An FTDI 3.3 Volt USB to UART0 connection will not blowup or hurt anything.
You an hook it up and leave it hooked up, and not have to worry about 
damaging the Pocket Beagle,
A 10K pullup to +3.3 V is also OK, but not actually required for the FTDI 
cable to work.

Something like the   TTL-232R-3V3-WE   for wire pigtails.

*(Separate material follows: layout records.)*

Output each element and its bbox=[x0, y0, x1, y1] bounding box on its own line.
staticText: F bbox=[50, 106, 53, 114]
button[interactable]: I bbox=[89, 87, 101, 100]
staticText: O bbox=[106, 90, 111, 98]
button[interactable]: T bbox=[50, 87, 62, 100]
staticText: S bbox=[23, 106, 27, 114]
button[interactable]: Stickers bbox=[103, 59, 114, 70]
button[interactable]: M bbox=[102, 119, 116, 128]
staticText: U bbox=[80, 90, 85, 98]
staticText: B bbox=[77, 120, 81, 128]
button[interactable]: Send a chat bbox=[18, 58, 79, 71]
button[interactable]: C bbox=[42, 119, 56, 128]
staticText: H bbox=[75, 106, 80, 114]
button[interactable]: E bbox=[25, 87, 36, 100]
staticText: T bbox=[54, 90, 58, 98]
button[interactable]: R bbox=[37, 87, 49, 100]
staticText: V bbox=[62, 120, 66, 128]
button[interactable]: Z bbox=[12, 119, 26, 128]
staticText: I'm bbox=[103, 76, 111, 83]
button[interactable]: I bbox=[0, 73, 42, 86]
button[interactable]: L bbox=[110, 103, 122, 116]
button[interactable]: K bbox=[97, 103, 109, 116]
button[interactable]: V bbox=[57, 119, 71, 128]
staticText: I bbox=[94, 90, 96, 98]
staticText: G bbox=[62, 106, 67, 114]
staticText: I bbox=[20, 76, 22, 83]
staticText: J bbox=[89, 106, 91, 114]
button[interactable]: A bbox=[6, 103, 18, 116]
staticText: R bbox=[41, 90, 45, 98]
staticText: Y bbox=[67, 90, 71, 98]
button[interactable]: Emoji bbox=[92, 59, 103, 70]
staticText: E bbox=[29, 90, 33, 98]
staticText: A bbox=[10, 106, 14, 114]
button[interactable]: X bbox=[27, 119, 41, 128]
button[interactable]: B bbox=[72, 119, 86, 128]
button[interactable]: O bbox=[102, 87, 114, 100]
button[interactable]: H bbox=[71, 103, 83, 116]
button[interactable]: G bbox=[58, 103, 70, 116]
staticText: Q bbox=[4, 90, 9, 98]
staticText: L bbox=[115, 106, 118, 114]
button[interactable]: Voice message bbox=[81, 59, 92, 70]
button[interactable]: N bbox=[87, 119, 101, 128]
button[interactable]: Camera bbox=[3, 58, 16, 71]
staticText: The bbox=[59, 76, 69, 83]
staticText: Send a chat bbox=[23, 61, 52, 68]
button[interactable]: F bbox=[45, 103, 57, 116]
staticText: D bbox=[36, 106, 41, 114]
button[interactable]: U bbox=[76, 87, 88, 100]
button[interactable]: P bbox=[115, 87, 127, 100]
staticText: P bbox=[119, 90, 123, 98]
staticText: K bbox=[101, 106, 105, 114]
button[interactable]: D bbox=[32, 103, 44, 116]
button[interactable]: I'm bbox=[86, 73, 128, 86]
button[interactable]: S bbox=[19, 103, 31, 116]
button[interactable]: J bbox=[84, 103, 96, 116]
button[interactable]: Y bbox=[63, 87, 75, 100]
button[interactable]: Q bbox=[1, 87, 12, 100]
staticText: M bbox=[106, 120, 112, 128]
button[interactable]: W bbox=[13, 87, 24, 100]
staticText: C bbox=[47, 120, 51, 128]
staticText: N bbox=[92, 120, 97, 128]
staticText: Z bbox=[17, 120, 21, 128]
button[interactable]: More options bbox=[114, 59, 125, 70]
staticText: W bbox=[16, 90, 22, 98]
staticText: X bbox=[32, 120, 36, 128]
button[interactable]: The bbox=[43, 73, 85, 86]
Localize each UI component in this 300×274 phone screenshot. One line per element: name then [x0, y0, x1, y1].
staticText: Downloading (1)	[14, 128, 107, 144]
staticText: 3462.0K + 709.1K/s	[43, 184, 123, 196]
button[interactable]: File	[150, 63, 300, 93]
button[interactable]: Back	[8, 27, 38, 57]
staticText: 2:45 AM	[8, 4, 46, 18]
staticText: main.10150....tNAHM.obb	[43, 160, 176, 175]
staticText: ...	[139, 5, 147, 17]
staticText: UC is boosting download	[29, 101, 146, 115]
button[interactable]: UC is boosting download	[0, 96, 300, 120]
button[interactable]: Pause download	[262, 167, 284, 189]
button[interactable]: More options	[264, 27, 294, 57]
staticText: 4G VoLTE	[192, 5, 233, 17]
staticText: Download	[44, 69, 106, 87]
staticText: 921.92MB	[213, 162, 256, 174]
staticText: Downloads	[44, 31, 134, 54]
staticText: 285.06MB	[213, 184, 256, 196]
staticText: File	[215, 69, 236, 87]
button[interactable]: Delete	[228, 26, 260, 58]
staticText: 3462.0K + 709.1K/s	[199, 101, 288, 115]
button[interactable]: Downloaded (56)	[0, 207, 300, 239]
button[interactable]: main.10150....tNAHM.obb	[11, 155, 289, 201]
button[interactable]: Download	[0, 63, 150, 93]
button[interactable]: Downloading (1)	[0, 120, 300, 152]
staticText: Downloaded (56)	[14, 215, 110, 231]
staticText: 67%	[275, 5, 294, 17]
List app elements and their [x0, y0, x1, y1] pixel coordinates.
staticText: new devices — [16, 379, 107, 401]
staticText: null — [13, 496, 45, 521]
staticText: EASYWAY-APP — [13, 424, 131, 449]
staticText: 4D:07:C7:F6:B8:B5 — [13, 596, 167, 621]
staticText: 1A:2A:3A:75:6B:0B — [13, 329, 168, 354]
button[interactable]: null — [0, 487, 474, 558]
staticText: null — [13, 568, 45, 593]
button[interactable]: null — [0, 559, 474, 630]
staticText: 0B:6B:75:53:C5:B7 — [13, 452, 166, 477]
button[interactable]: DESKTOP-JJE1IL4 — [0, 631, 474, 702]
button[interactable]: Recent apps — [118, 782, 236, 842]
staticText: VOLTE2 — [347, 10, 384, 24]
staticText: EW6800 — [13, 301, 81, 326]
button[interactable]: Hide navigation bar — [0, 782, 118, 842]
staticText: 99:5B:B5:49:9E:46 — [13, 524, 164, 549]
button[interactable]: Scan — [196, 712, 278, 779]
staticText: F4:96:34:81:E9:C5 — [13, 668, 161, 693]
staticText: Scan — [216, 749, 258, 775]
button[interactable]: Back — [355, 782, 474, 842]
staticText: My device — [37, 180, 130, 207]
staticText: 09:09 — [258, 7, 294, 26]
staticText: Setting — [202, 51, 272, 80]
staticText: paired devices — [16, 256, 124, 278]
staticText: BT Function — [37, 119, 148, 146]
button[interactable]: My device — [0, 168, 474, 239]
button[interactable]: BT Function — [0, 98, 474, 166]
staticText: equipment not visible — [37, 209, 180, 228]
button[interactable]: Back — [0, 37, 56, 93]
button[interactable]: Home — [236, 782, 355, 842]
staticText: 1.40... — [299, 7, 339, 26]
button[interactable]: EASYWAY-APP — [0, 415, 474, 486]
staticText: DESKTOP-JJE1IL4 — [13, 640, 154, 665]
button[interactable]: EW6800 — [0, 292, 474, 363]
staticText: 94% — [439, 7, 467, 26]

The damage warning is for things that will try to drive pins with currents 
high enough to damage semiconductor circuits and/or ESD protection circuits.
Or, in the case of the boot pins, something that will over-ride a 100K 
resistor.

--- Graham

==

On Saturday, December 16, 2017 at 12:19:28 AM UTC-6, Stuart Longland wrote:
>
> Hi all, 
>
> I have one silly question to start off with… I have a PocketBeagle 
> coming, hopefully next week, and a Lattice IceStick FPGA development 
> board with which I'll be teaming it up with. 
>
> The plan is to produce a logic analysis and stimulus tool.  I'll be 
> using GPIOs on both the PocketBeagle and the FPGA to control and monitor 
> some arbitrary logic circuit constructed on a bread board. 
>
> The project is detailed here: https://hackaday.io/project/28513 
>
> One question I have though regards the following warning: 
> > NOTE: Do not connect 5V logic level signals to these pins or the board 
> will be damaged. 
> > 
> > NOTE: DO NOT APPLY VOLTAGE TO ANY I/O PIN WHEN POWER IS NOT SUPPLIED TO 
> THE BOARD. IT WILL DAMAGE THE PROCESSOR AND VOID THE WARRANTY. 
> > 
> > NO PINS ARE TO BE DRIVEN UNTIL AFTER THE SYS_RESET LINE GOES HIGH. 
> -- 
>
> https://github.com/beagleboard/pocketbeagle/wiki/System-Reference-Manual#71_Expansion_Header_Connectors
>  
>
> Now point one is fine.  It's a 3v3 device, and I plan to put a voltage 
> clamp circuit (two resistors, a 3V3 zener and a Schottky diode) in front 
> of the GPIOs anyway just to prevent accidents. 
>
> Point two worries me a bit from two points: 
>
> 1. UART0 connection to a TTL-UART interface 
> 2. Pull resistors 
>
> In the former case, it'd be nice to have access to the actual console of 
> the PocketBeagle.  Whether I hard-wire a USB-TTL serial adaptor or 
> TTL-RS232 driver chip, or whether I just expose the headers for 
> something to be wired up later I'm not certain, but the fact that TTL 
> UART always idles high, means that any driver or adapter IC I wire up to 
> these pins, is *going* to be presenting a voltage on the UART0 RX pin. 
>
> In the latter case, it's common for particular signals to have 
> pull-resistors attached.  Notably I²C, chip select lines, interrupt 
> lines and reset lines.  Again, the moment power is applied, a voltage 
> will appear on those pins. 
>
> A workaround might be to hook a MOSFET switch up to the aforementioned 
> SYS_RESET line (which I'm guessing is *actually* called NRST on pin 
> P2.26; or even a software-driven GPIO), and have that switch turn on 
> power to the FPGA and other peripherals. 
>
> The FPGA boots up on its own right now, but I plan to remove the EEPROM 
> on it so that I can just load the SRAM on it directly.  I notice though 
> when the EEPROM is erased that there's a slight glow of the user LEDs on 
> the FPGA board, which suggests to me that other pins may present a 
> voltage too. 
>
> 12 pins of the FPGA will be hooked directly up to PRU0 pins exposed on 
> PocketBeagle, the thinking being this will give me a nice high-speed 
> 8-bit wide comms link, with PRU0 providing the interface between the CPU 
> and FPGA. 
>
> How have others handled this requirement of not supplying voltages on 
> the GPIO pins during power up? 
>
> Regards, 
> -- 
> Stuart Longland (aka Redhatter, VK4MSL) 
>
> I haven't lost my mind... 
>   ...it's backed up on a tape somewhere.